Recently I bought a workstation with AMD chips with 96 cores inside. I ran the same code in that workstation and my Mac with an M2 Pro chip. It turns out that the code runs much faster in Mac than that in the workstation.
It may depend on what BLAS/LAPACK library you are using on the AMD chip. The default Mac one is probably highly optimized, especially if you are doing operations of small tensors
To follow up on the answer by @ryanlevy, please try timing operations like matrix multiplication, Hermitian eigendecomposition, SVD, QR factorizations, etc. independent of ITensors.jl, i.e. just use plain Julia Matrix objects, as suggested here: [ITensors] [BUG] Bad performance of DMRG in AMD CPU · Issue #1298 · ITensor/ITensors.jl · GitHub, and see if the discrepancy in the timings of those operations on those different systems are consistent with the discrepancy in the DMRG timings you are seeing.

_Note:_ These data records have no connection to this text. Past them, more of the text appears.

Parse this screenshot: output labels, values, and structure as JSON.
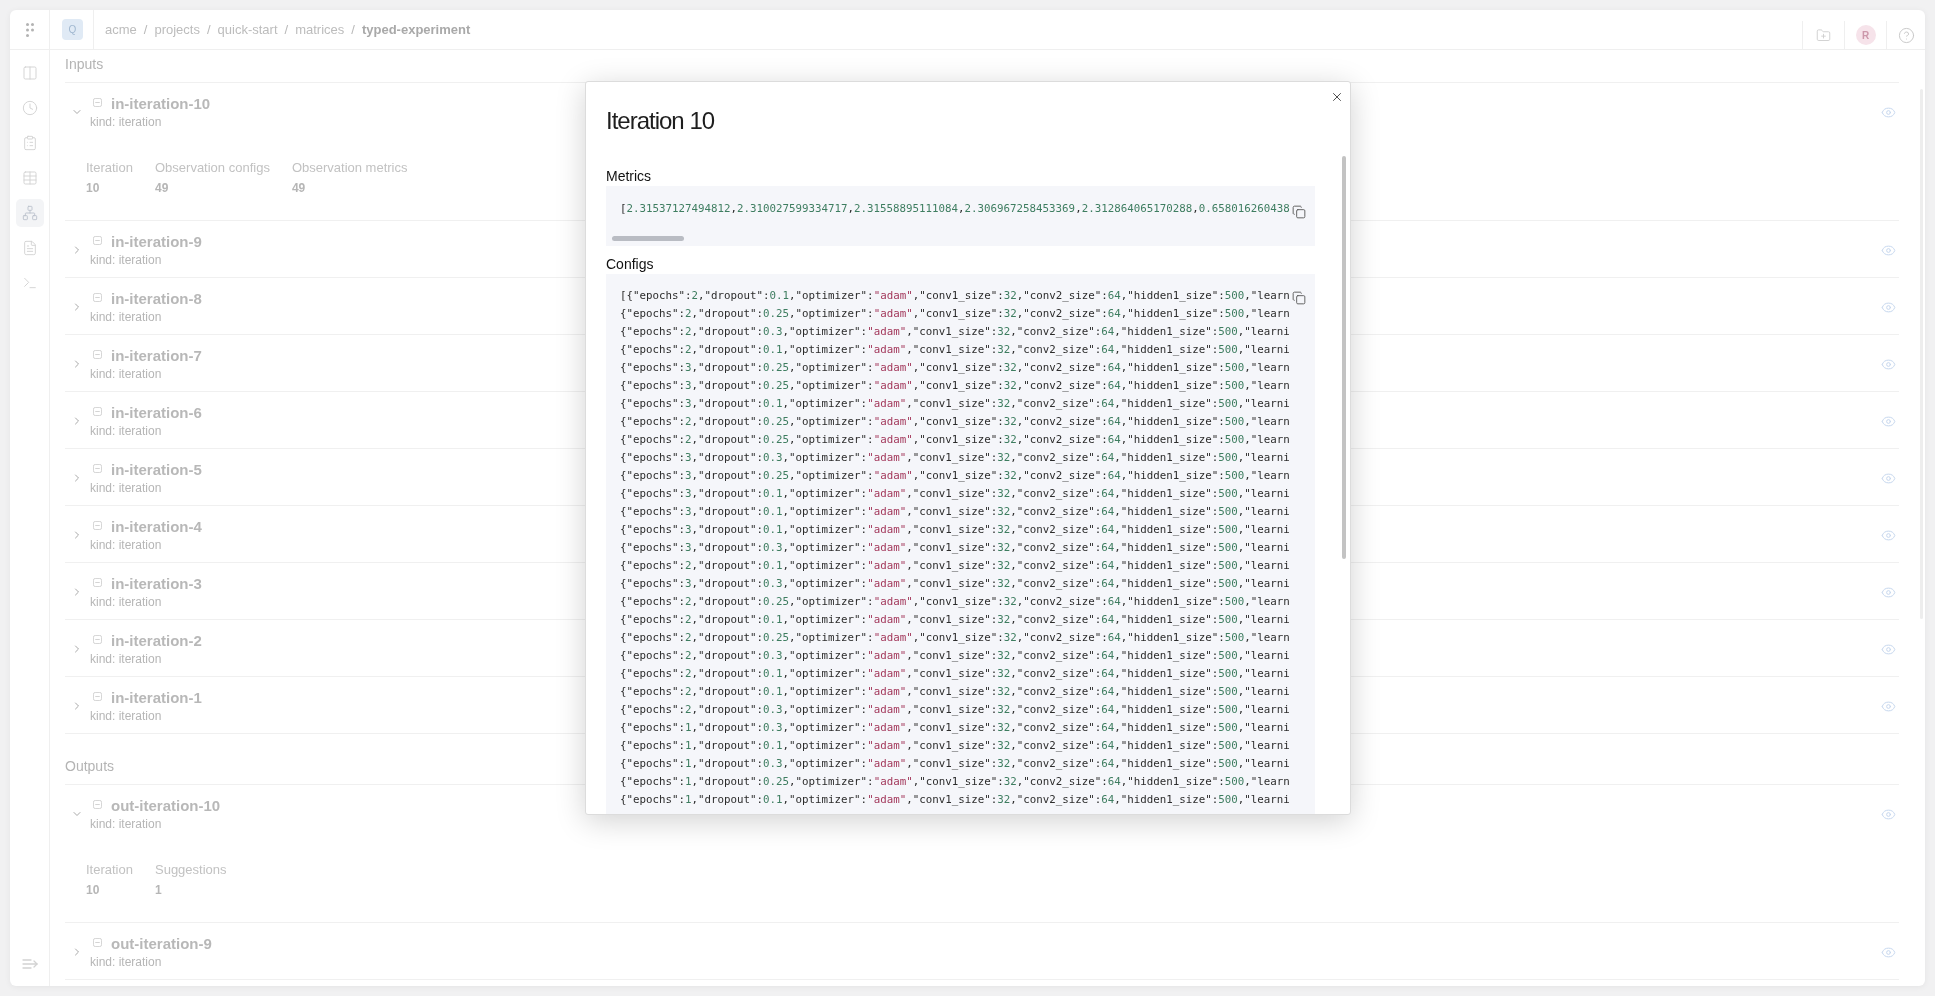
{
  "topbar": {
    "logo": "Q",
    "breadcrumbs": [
      {
        "kind": "link",
        "label": "acme"
      },
      {
        "kind": "separator",
        "label": "/"
      },
      {
        "kind": "link",
        "label": "projects"
      },
      {
        "kind": "separator",
        "label": "/"
      },
      {
        "kind": "link",
        "label": "quick-start"
      },
      {
        "kind": "separator",
        "label": "/"
      },
      {
        "kind": "link",
        "label": "matrices"
      },
      {
        "kind": "separator",
        "label": "/"
      },
      {
        "kind": "current",
        "label": "typed-experiment"
      }
    ],
    "avatar": "R"
  },
  "sidebar": {
    "items": [
      {
        "selected": false
      },
      {
        "selected": false
      },
      {
        "selected": false
      },
      {
        "selected": false
      },
      {
        "selected": true
      },
      {
        "selected": false
      },
      {
        "selected": false
      }
    ]
  },
  "sections": [
    {
      "title": "Inputs",
      "rows": [
        {
          "title": "in-iteration-10",
          "subtitle": "kind: iteration",
          "expanded": true,
          "details": [
            {
              "label": "Iteration",
              "value": "10"
            },
            {
              "label": "Observation configs",
              "value": "49"
            },
            {
              "label": "Observation metrics",
              "value": "49"
            }
          ]
        },
        {
          "title": "in-iteration-9",
          "subtitle": "kind: iteration",
          "expanded": false
        },
        {
          "title": "in-iteration-8",
          "subtitle": "kind: iteration",
          "expanded": false
        },
        {
          "title": "in-iteration-7",
          "subtitle": "kind: iteration",
          "expanded": false
        },
        {
          "title": "in-iteration-6",
          "subtitle": "kind: iteration",
          "expanded": false
        },
        {
          "title": "in-iteration-5",
          "subtitle": "kind: iteration",
          "expanded": false
        },
        {
          "title": "in-iteration-4",
          "subtitle": "kind: iteration",
          "expanded": false
        },
        {
          "title": "in-iteration-3",
          "subtitle": "kind: iteration",
          "expanded": false
        },
        {
          "title": "in-iteration-2",
          "subtitle": "kind: iteration",
          "expanded": false
        },
        {
          "title": "in-iteration-1",
          "subtitle": "kind: iteration",
          "expanded": false
        }
      ]
    },
    {
      "title": "Outputs",
      "rows": [
        {
          "title": "out-iteration-10",
          "subtitle": "kind: iteration",
          "expanded": true,
          "details": [
            {
              "label": "Iteration",
              "value": "10"
            },
            {
              "label": "Suggestions",
              "value": "1"
            }
          ]
        },
        {
          "title": "out-iteration-9",
          "subtitle": "kind: iteration",
          "expanded": false
        }
      ]
    }
  ],
  "dialog": {
    "title": "Iteration 10",
    "sections": [
      {
        "kind": "inline",
        "label": "Metrics",
        "lines": [
          "[2.31537127494812,2.310027599334717,2.31558895111084,2.306967258453369,2.312864065170288,0.658016260438"
        ]
      },
      {
        "kind": "block",
        "label": "Configs",
        "lines": [
          "[{\"epochs\":2,\"dropout\":0.1,\"optimizer\":\"adam\",\"conv1_size\":32,\"conv2_size\":64,\"hidden1_size\":500,\"learn",
          "{\"epochs\":2,\"dropout\":0.25,\"optimizer\":\"adam\",\"conv1_size\":32,\"conv2_size\":64,\"hidden1_size\":500,\"learn",
          "{\"epochs\":2,\"dropout\":0.3,\"optimizer\":\"adam\",\"conv1_size\":32,\"conv2_size\":64,\"hidden1_size\":500,\"learni",
          "{\"epochs\":2,\"dropout\":0.1,\"optimizer\":\"adam\",\"conv1_size\":32,\"conv2_size\":64,\"hidden1_size\":500,\"learni",
          "{\"epochs\":3,\"dropout\":0.25,\"optimizer\":\"adam\",\"conv1_size\":32,\"conv2_size\":64,\"hidden1_size\":500,\"learn",
          "{\"epochs\":3,\"dropout\":0.25,\"optimizer\":\"adam\",\"conv1_size\":32,\"conv2_size\":64,\"hidden1_size\":500,\"learn",
          "{\"epochs\":3,\"dropout\":0.1,\"optimizer\":\"adam\",\"conv1_size\":32,\"conv2_size\":64,\"hidden1_size\":500,\"learni",
          "{\"epochs\":2,\"dropout\":0.25,\"optimizer\":\"adam\",\"conv1_size\":32,\"conv2_size\":64,\"hidden1_size\":500,\"learn",
          "{\"epochs\":2,\"dropout\":0.25,\"optimizer\":\"adam\",\"conv1_size\":32,\"conv2_size\":64,\"hidden1_size\":500,\"learn",
          "{\"epochs\":3,\"dropout\":0.3,\"optimizer\":\"adam\",\"conv1_size\":32,\"conv2_size\":64,\"hidden1_size\":500,\"learni",
          "{\"epochs\":3,\"dropout\":0.25,\"optimizer\":\"adam\",\"conv1_size\":32,\"conv2_size\":64,\"hidden1_size\":500,\"learn",
          "{\"epochs\":3,\"dropout\":0.1,\"optimizer\":\"adam\",\"conv1_size\":32,\"conv2_size\":64,\"hidden1_size\":500,\"learni",
          "{\"epochs\":3,\"dropout\":0.1,\"optimizer\":\"adam\",\"conv1_size\":32,\"conv2_size\":64,\"hidden1_size\":500,\"learni",
          "{\"epochs\":3,\"dropout\":0.1,\"optimizer\":\"adam\",\"conv1_size\":32,\"conv2_size\":64,\"hidden1_size\":500,\"learni",
          "{\"epochs\":3,\"dropout\":0.3,\"optimizer\":\"adam\",\"conv1_size\":32,\"conv2_size\":64,\"hidden1_size\":500,\"learni",
          "{\"epochs\":2,\"dropout\":0.1,\"optimizer\":\"adam\",\"conv1_size\":32,\"conv2_size\":64,\"hidden1_size\":500,\"learni",
          "{\"epochs\":3,\"dropout\":0.3,\"optimizer\":\"adam\",\"conv1_size\":32,\"conv2_size\":64,\"hidden1_size\":500,\"learni",
          "{\"epochs\":2,\"dropout\":0.25,\"optimizer\":\"adam\",\"conv1_size\":32,\"conv2_size\":64,\"hidden1_size\":500,\"learn",
          "{\"epochs\":2,\"dropout\":0.1,\"optimizer\":\"adam\",\"conv1_size\":32,\"conv2_size\":64,\"hidden1_size\":500,\"learni",
          "{\"epochs\":2,\"dropout\":0.25,\"optimizer\":\"adam\",\"conv1_size\":32,\"conv2_size\":64,\"hidden1_size\":500,\"learn",
          "{\"epochs\":2,\"dropout\":0.3,\"optimizer\":\"adam\",\"conv1_size\":32,\"conv2_size\":64,\"hidden1_size\":500,\"learni",
          "{\"epochs\":2,\"dropout\":0.1,\"optimizer\":\"adam\",\"conv1_size\":32,\"conv2_size\":64,\"hidden1_size\":500,\"learni",
          "{\"epochs\":2,\"dropout\":0.1,\"optimizer\":\"adam\",\"conv1_size\":32,\"conv2_size\":64,\"hidden1_size\":500,\"learni",
          "{\"epochs\":2,\"dropout\":0.3,\"optimizer\":\"adam\",\"conv1_size\":32,\"conv2_size\":64,\"hidden1_size\":500,\"learni",
          "{\"epochs\":1,\"dropout\":0.3,\"optimizer\":\"adam\",\"conv1_size\":32,\"conv2_size\":64,\"hidden1_size\":500,\"learni",
          "{\"epochs\":1,\"dropout\":0.1,\"optimizer\":\"adam\",\"conv1_size\":32,\"conv2_size\":64,\"hidden1_size\":500,\"learni",
          "{\"epochs\":1,\"dropout\":0.3,\"optimizer\":\"adam\",\"conv1_size\":32,\"conv2_size\":64,\"hidden1_size\":500,\"learni",
          "{\"epochs\":1,\"dropout\":0.25,\"optimizer\":\"adam\",\"conv1_size\":32,\"conv2_size\":64,\"hidden1_size\":500,\"learn",
          "{\"epochs\":1,\"dropout\":0.1,\"optimizer\":\"adam\",\"conv1_size\":32,\"conv2_size\":64,\"hidden1_size\":500,\"learni"
        ]
      }
    ]
  }
}
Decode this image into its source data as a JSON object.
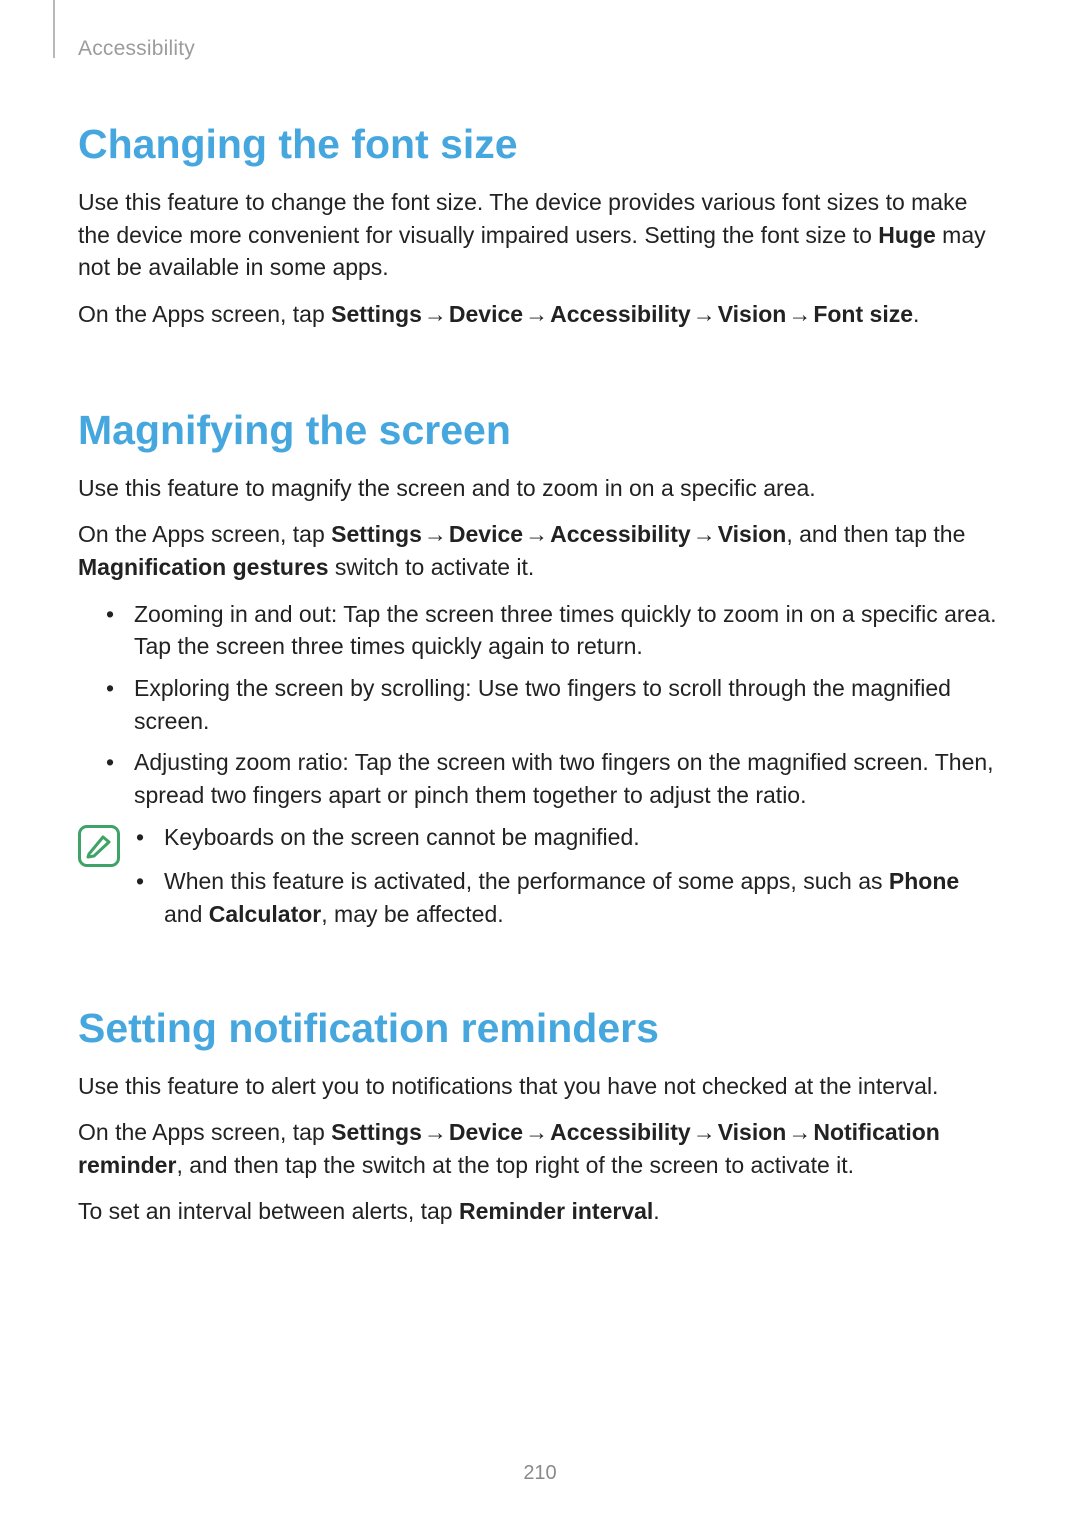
{
  "running_head": "Accessibility",
  "page_number": "210",
  "sections": {
    "font_size": {
      "title": "Changing the font size",
      "para1_pre": "Use this feature to change the font size. The device provides various font sizes to make the device more convenient for visually impaired users. Setting the font size to ",
      "para1_bold": "Huge",
      "para1_post": " may not be available in some apps.",
      "path_prefix": "On the Apps screen, tap ",
      "path_settings": "Settings",
      "path_device": "Device",
      "path_accessibility": "Accessibility",
      "path_vision": "Vision",
      "path_fontsize": "Font size",
      "path_suffix": "."
    },
    "magnify": {
      "title": "Magnifying the screen",
      "para1": "Use this feature to magnify the screen and to zoom in on a specific area.",
      "path_prefix": "On the Apps screen, tap ",
      "path_settings": "Settings",
      "path_device": "Device",
      "path_accessibility": "Accessibility",
      "path_vision": "Vision",
      "path_mid1": ", and then tap the ",
      "path_maggest": "Magnification gestures",
      "path_suffix": " switch to activate it.",
      "bullets": [
        "Zooming in and out: Tap the screen three times quickly to zoom in on a specific area. Tap the screen three times quickly again to return.",
        "Exploring the screen by scrolling: Use two fingers to scroll through the magnified screen.",
        "Adjusting zoom ratio: Tap the screen with two fingers on the magnified screen. Then, spread two fingers apart or pinch them together to adjust the ratio."
      ],
      "note": {
        "item1": "Keyboards on the screen cannot be magnified.",
        "item2_pre": "When this feature is activated, the performance of some apps, such as ",
        "item2_phone": "Phone",
        "item2_mid": " and ",
        "item2_calc": "Calculator",
        "item2_post": ", may be affected."
      }
    },
    "reminders": {
      "title": "Setting notification reminders",
      "para1": "Use this feature to alert you to notifications that you have not checked at the interval.",
      "path_prefix": "On the Apps screen, tap ",
      "path_settings": "Settings",
      "path_device": "Device",
      "path_accessibility": "Accessibility",
      "path_vision": "Vision",
      "path_notif": "Notification reminder",
      "path_suffix": ", and then tap the switch at the top right of the screen to activate it.",
      "para3_pre": "To set an interval between alerts, tap ",
      "para3_bold": "Reminder interval",
      "para3_post": "."
    }
  },
  "glyphs": {
    "arrow": "→"
  }
}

The computation time of DMRG is dominated by matrix multiplications and factorizations which are implemented in BLAS and LAPACK libraries, and the quality of those libraries can vary a lot depending on the chip vendor. Additionally, depending on the vendor their may be different options for BLAS and LAPACK backends, for example:
By default, Julia uses OpenBLAS, which may not be the best BLAS/LAPACK implementation option for any given system you are using. You can find out the version of BLAS/LAPACK that Julia is using with:
julia> using LinearAlgebra
julia> BLAS.get_config()
LinearAlgebra.BLAS.LBTConfig
Libraries:
â”” [ILP64] libopenblas64_.dylib
Another thing to keep in mind is that right now ITensors.jl won’t scale in a way that it will effectively make use of all 96 cores of your workstation. See Multithreading · ITensors.jl for a guide to multithreading in ITensors.jl. This guide to Julia threads and BLAS threads in the ThreadPinning.jl documentation may also be a useful reference, it appears to be possible to use both BLAS threading and Julia threading (in our case, block sparse multithreading) in the same calculation which may allow utilizing more threads, however we haven’t investigated that carefully to see if it works.
Following up on Ryan and Matt, the issue might likely be due to default parameters in BLAS/LAPACK library. I encountered a similar problem that DMRG runs significantly slower on the nodes in the university cluster than in my own macbook pro with m1 chips. And a curious thing is that the speed varies on different nodes.
Later on I found that this is due to the default number of threads used in BLAS/LAPACK library. I run “BLAS.get_num_threads()”, it yields sth like 20/96 on different nodes in cluster, and it gives 6 on my own MBP. As Matt mentioned, the number of threads would potentially affect the speed (possibly due to the fact that the overheads of calculating with many threads is very huge).
After a careful benchmarking, I find that running “BLAS.set_num_threads(5)” gives me optimal speed (comparable to that in my mbp) in the university cluster. You can try to do similar things if multithreading is the reason behind the slowing down in your situation.
Thanks for the pointers, interesting to hear that the default number of BLAS threads was too large and causing a slowdown. That’s a good thing to keep in mind for other users. Perhaps an issue should be raised with Julia about the default value, if you can devise a minimal example independent of ITensors.jl. It’s too bad the performance degrades on your system when too many threads are set, I haven’t seen that but I have seen the performance saturate after about 5-10 threads for DMRG calculations.